Tampaknya kita memang harus bergerak
lebih cepat dan gesit untuk membangun sebuah terobosan dalam mengaktualisasikan
tuntutan kita membangun peta global yang baru dalam agenda perbaikan umat
sebelum sampai pada kemurkaan-Nya, “Dan
tidak ada suatu negeri pun (yang durhaka penduduknya), melainkan Kami
membinasakannya sebelum hari kiamat atau Kami siksa (penduduknya) dengan
siksaan yang sangat keras. Yang demikian telah tertulis dalam Lauh Mahfudz.”
(QS. Al-Isra: 58).
Allah SWT dalam Kitab-Nya telah
menunjukkan kita bagaimana melakukan perubahan. Rijalul Imam menuliskan bahwa kekuatan
rekonstruksi itu adalah kembali pada Al-Qur’an, pada beberapa ayat akan kita temukan
bahwa ketiga kekuatan yang jika tanpa salah satu diantaranya yang terjadi
adalah keterpurukan dan ketidakberwibawaan kekuasaan. Pertanyaannya, siapa
sajakah ketiga kekuatan itu. Ketiga kelompok itu adalah penguasa, pengusaha dan
militer. Dengan gamblang Al-Qur’an menggambarkan bahwa ketiga kekuatan itu
telah mencapai puncaknya pada tiga orang yakni: Fir’aun, Hamman dan Qarun.
Pertama,
Fir’aun, seorang penguasa yang absolut dan otoriter sehingga mengklaim dirinya adalah
Tuhan dan bertindak sewenang-wenang terhadap rakyatnya.
Kedua,
Hamman, seorang panglima militer yang
tangguh. Sehingga kerajaan Fir’aun tidak ada tandingannya dengan kerajaan lain.
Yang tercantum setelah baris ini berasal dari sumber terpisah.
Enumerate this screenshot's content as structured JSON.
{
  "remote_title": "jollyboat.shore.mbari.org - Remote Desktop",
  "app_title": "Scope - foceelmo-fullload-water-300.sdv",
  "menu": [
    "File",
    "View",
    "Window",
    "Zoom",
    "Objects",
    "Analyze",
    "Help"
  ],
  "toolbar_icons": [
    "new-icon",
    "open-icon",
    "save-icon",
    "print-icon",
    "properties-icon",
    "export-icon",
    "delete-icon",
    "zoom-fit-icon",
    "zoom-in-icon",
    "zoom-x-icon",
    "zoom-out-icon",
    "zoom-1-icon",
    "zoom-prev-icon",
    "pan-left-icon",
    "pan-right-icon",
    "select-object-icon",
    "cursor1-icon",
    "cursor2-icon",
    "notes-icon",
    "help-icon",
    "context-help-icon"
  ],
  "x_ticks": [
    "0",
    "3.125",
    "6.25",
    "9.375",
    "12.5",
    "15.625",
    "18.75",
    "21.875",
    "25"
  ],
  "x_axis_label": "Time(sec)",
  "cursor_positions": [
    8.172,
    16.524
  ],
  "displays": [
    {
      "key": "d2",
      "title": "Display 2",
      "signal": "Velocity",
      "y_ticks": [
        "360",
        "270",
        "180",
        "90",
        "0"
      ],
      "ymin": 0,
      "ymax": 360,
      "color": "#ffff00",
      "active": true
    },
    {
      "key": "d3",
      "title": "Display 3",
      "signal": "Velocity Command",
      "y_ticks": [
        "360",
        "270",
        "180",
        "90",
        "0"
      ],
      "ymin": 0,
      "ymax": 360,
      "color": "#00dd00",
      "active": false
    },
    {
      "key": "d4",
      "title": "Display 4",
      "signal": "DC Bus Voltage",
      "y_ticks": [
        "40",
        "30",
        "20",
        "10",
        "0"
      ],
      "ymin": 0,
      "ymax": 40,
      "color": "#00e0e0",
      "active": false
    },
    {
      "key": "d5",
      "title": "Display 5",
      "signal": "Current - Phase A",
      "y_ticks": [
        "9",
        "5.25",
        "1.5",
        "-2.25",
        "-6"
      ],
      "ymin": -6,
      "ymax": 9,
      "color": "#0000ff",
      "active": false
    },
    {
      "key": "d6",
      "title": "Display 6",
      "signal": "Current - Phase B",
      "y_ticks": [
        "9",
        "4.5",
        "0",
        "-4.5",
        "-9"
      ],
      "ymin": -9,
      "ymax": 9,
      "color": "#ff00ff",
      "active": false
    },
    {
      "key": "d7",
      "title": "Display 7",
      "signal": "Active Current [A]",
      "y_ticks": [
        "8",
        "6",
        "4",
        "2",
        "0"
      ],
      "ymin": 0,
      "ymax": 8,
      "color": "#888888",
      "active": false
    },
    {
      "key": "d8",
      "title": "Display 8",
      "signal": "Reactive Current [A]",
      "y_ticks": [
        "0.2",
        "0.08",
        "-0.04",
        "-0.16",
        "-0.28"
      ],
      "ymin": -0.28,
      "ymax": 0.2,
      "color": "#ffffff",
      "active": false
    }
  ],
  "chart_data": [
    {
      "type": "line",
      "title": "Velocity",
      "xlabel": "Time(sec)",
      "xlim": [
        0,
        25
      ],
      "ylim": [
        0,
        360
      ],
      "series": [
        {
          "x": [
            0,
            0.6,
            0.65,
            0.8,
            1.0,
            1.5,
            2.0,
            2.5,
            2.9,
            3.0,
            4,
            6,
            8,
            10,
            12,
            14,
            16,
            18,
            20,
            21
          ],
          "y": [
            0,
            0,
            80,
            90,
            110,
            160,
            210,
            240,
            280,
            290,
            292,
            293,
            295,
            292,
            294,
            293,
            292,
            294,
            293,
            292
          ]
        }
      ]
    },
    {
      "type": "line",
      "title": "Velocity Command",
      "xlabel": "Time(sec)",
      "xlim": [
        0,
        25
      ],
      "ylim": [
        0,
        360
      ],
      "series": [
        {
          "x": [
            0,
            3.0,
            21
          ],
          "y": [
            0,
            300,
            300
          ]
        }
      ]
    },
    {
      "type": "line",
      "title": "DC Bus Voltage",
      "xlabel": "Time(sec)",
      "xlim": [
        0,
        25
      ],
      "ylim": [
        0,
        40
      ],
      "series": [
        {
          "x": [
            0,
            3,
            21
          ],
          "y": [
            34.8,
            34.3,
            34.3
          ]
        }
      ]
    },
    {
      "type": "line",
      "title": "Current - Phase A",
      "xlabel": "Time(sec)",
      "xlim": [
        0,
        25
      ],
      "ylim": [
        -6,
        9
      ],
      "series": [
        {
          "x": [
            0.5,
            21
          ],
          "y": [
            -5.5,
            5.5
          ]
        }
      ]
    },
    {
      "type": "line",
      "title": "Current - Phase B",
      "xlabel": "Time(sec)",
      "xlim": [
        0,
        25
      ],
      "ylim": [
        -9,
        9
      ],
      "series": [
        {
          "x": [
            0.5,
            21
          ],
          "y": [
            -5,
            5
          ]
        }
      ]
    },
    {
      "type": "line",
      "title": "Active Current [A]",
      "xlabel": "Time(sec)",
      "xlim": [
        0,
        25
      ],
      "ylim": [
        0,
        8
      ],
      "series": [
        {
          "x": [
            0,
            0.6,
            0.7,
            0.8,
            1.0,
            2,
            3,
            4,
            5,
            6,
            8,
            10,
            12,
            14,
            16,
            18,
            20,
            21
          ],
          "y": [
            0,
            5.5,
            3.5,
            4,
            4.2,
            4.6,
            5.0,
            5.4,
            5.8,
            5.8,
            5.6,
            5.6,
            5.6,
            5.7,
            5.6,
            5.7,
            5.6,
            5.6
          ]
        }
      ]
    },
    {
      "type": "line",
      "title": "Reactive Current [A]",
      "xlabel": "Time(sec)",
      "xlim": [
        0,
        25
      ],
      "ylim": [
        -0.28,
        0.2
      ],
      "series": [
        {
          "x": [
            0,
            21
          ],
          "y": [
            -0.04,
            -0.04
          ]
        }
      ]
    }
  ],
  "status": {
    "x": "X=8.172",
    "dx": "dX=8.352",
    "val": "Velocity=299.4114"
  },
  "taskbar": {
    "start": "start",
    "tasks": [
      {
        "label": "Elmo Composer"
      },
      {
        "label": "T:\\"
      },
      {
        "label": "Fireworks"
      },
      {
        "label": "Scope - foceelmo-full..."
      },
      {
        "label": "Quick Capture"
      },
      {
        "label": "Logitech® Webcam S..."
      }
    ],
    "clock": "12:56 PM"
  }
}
Selain panglima militer, Hamman pun memiliki otak arsitek. Ketika Fir’aun
dengan segala kesombongannya menitahkan untuk membangun sebuah bangunan dari
tanah liat (Piramida) untuk membangun wacana bahwa Nabi Musa as. adalah
pendusta.
“Dan
berkata Fir’aun: “Hai pembesar kaumku, aku tidak mengetahui tuhan bagimu selain
aku. Maka bakarlah hai Hamman untukku tanah liat kemudian buatkanlah untukku
bangun yang tinggi supaya aku dapat naik melihat Tuhan Musa, dan sesungguhnya
aku benar-benar yakin bahwa dia termasuk orang-orang pendusta.” (QS.
Al-Qashaash: 38)
Ketiga,
Qarun, seorang pengusaha yang kaya raya. Puncak kekuatannya digambarkan Al
Qur’an bahwa kunci gudangnya tidak dapat diangkat kecuali oleh banyak pasukan.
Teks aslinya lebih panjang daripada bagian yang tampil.